Icing Sticks To The Parchment...why?
Decorating By TheDoughHo Updated 9 Oct 2013 , 8:46pm by maybenot
Only ONCE in Wilton classes did I successfully pull off the technique of buttercreaming the cake...letting it dry...then using parchment and a spatula to smooth out all the wrinkles...
In class...it worked PERFECTLY. But since then, I've never been able to do it. What is wrong with my buttercream??
I add meringue powder and use little milk...still...my buttercream sticks to the parchment paper EVERY time, ripping it off the cake.

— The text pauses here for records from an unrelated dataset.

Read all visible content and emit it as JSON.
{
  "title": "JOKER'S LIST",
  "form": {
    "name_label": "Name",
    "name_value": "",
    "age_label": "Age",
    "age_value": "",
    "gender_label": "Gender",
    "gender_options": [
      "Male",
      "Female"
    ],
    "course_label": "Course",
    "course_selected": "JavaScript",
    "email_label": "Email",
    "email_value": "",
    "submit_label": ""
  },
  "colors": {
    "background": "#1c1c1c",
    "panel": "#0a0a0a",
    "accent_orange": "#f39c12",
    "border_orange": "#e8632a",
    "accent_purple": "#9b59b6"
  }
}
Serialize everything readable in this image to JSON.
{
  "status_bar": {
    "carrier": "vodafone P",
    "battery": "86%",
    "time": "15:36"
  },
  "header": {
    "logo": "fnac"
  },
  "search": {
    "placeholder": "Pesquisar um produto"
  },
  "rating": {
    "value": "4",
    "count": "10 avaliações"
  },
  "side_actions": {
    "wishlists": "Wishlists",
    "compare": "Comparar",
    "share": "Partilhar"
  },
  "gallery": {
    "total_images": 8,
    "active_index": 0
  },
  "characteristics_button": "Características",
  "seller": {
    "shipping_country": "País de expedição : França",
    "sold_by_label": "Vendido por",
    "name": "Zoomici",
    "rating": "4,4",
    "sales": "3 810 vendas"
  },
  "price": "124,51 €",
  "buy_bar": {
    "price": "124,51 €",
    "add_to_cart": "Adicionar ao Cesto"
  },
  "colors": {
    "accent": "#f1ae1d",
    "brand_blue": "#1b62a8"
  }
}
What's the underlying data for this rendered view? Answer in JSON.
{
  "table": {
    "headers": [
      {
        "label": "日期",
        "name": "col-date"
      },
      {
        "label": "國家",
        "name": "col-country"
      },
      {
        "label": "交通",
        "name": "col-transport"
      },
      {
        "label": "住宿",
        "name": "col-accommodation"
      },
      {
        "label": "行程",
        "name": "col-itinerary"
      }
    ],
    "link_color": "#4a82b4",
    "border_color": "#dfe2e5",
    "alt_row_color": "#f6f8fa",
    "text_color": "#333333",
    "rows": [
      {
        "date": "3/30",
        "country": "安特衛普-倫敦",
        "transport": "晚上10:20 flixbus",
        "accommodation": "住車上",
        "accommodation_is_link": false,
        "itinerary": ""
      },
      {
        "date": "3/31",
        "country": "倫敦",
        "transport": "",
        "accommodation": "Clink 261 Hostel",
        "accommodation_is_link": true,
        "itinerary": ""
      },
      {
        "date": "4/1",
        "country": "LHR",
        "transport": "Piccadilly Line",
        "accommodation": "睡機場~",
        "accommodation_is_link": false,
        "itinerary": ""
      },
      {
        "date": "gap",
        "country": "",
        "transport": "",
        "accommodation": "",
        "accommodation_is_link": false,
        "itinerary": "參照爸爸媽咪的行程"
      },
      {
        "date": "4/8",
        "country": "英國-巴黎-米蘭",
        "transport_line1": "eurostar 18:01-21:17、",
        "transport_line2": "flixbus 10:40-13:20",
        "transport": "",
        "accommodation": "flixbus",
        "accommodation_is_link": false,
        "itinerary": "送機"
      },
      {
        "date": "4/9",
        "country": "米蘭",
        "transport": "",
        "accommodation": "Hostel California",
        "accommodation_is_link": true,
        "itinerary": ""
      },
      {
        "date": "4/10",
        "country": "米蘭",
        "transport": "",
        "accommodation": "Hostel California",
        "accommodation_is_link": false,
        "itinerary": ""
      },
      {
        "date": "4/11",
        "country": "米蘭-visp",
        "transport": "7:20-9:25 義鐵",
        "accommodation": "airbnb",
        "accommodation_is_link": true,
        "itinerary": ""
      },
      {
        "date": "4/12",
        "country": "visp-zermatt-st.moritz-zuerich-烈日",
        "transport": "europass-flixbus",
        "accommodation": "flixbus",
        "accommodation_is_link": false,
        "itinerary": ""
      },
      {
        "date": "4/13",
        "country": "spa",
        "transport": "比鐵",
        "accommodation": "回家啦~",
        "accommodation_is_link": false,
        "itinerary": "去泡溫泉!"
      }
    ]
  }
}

Moreover, my buttercream CRACKS. Its almost like a shell forms on the outside but even after a hours of drying, it is STILL liquidy on underneath that shell and the slightest movement causes cracks to form all along the top...
How can I solve this problem?
Sounds like you may not be allowing the icing to crust enough. Also, if the parchment you're using doesn't have a silicone surface, it can stick. Personally, I prefer to use computer paper or a Viva paper towel.
As for the cracking, it can be from not enough fat or moisture in your recipe, flexing of the board under the cake [because the board isn't thick enough], or the cake shrinking under the icing. After crumb coating, if you allow the cake to rest at room temp at least overnight you can minimize the shrinking issue.
I had not considered that maybe my parchment was the problem...how do you know if it has the coating? Can you recommend a brand?
I let the cake sit overnight and the icing still ripped off the next day...so I'm not sure if timing could still be a factor.
A paper towel?! Tell me more! I would think the pleats would leave indents? And the towel would pull up moisture??
AIf you let the icing crust and use a viva paper towel it smooths it. Viva paper towels have no pleats or markings on them
Yes, ONLY the Viva paper towels mentioned above. I prefer the printed Viva towels [no, the printing doesn't come off on the icing] because, for some reason, they seem to work the best.
As for the parchment, you can google search for silicone parchment, but Wilton's is fine:
Can't leave the cake sit so long and then try to smooth it--with anything. With a crusting BC, you need to use the parchment/Viva/computer paper no more than 10-15 mins. after applying the icing.